Panels were convened.
Listening circles were established.
Urgent working groups examined the impact of administrative separation on community mindfulness outcomes.
A preliminary discussion paper was released.
The executive summary was 187 pages long.
Nobody read it.
Not even the authors.
In Dusty Gulch, former senior policy advisers now repair windmills with fencing wire while muttering darkly about procurement regulations.
One threw a shifting spanner at me when I suggested a steering committee.
I took that as a no comment.
The Department of Strategic Futures eventually cancelled itself.
This was widely regarded as its most successful strategic decision.
Today the state government operates from three buildings, a machinery shed, and whichever pub currently has functioning air-conditioning.
Approval times have collapsed.

Meeting numbers have fallen sharply.
Common sense has reached levels previously considered unsafe by regulators.
The unofficial state motto remains under consideration.
Current favourite:
"Queensland Proper: Smaller.

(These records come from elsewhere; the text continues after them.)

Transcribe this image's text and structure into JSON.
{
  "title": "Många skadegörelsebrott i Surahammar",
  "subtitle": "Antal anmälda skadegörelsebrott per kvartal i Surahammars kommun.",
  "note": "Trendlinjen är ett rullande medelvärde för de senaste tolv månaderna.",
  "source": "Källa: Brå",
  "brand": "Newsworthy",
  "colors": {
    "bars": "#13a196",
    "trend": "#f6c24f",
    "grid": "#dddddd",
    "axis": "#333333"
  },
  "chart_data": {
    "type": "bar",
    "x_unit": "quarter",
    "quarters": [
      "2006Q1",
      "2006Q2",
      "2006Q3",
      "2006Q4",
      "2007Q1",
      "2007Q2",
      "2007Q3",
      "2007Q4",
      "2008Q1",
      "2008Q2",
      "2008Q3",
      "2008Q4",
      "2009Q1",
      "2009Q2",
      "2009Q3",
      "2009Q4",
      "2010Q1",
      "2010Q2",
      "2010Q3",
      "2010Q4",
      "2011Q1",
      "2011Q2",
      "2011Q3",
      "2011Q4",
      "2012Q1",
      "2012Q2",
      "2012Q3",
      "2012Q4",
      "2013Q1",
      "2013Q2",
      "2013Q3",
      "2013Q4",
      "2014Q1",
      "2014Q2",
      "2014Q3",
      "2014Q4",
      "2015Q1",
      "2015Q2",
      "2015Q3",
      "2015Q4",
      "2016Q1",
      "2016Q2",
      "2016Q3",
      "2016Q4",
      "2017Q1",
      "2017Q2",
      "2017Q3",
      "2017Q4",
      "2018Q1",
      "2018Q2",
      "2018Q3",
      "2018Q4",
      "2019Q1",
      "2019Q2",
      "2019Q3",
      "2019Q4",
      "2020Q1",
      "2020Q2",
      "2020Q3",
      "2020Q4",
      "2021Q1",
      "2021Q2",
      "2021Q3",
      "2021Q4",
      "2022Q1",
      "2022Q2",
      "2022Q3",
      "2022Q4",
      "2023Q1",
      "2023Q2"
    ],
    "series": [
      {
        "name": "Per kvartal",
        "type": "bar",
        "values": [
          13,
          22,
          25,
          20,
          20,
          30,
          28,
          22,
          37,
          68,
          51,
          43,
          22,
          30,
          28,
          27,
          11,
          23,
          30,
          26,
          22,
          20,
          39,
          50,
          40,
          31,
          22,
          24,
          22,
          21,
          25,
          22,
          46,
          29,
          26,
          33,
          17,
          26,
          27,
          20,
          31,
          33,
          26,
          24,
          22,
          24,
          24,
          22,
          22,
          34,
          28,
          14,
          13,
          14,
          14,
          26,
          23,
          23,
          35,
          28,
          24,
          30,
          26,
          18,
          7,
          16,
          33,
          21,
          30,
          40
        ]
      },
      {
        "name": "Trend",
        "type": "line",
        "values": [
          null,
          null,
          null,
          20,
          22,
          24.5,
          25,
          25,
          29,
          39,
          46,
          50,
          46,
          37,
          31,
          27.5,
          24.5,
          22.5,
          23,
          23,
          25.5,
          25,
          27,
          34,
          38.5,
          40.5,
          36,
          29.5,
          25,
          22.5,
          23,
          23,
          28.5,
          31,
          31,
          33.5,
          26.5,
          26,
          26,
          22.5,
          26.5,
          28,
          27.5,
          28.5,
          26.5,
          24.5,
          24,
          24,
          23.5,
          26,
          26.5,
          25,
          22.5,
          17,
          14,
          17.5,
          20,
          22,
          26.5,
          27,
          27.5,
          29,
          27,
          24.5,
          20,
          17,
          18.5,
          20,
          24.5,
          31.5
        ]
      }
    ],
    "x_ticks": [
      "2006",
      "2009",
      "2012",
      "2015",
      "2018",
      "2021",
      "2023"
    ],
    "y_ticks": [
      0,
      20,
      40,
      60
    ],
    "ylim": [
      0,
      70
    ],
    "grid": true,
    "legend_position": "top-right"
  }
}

Hotter. Better."
Runner-up:
"If it can't survive a Dusty Gulch summer, it wasn't a good idea anyway."
The last known strategic planning document was blown off a veranda during a February willy-willy.
Nobody chased it.
Government has run perfectly well ever since.
Historians will argue whether Queensland Proper succeeded through careful reform or because everyone was simply too hot to argue.
Both explanations remain plausible.
Personally, having attended several Cabinet meetings, I lean toward the heat.
Now if you'll excuse me, the Department of Emergency Management has just issued a warning that Mrs McFookit is experimenting with air-fried curried cane toad again. She must be in her crazy old lady phase and Mayor Dusty McFookit will be anxious to have her back to the sultry Asian cuisine master... mind you, what triggered this sudden strange formation?

Have I written myself into a corner? Why crispy toad? And why is Mrs McFookit carrying a hacksaw?
Hopefully, by next week, I will have figured out the answer to this most baffling puzzle.
Now if you'll excuse me, the Department of Emergency Management has just upgraded Mrs McFookit's air-fried curried cane toad experiment from "Concerning" to "Potentially Mobile."
Why she requires seventeen cane toads, a hacksaw, and three kilograms of curry powder remains unknown.
Mayor Dusty McFookit insists this is merely a phase and that she will soon return to producing the magnificent Asian cuisine for which she is famous. And back to her femme fatale personna... as Asian Strike Panther in charge of the Feline Five.
This is Roderick (Whiskers) McNibble signing off and heading back to the abandoned wombat hole.
No Uber Eats for me this week.
I have no desire whatsoever to become Crispy Rat Surprise.
Stay twitchy, and keep your whiskers well clear of air fryers.
The situation continues to develop rapidly.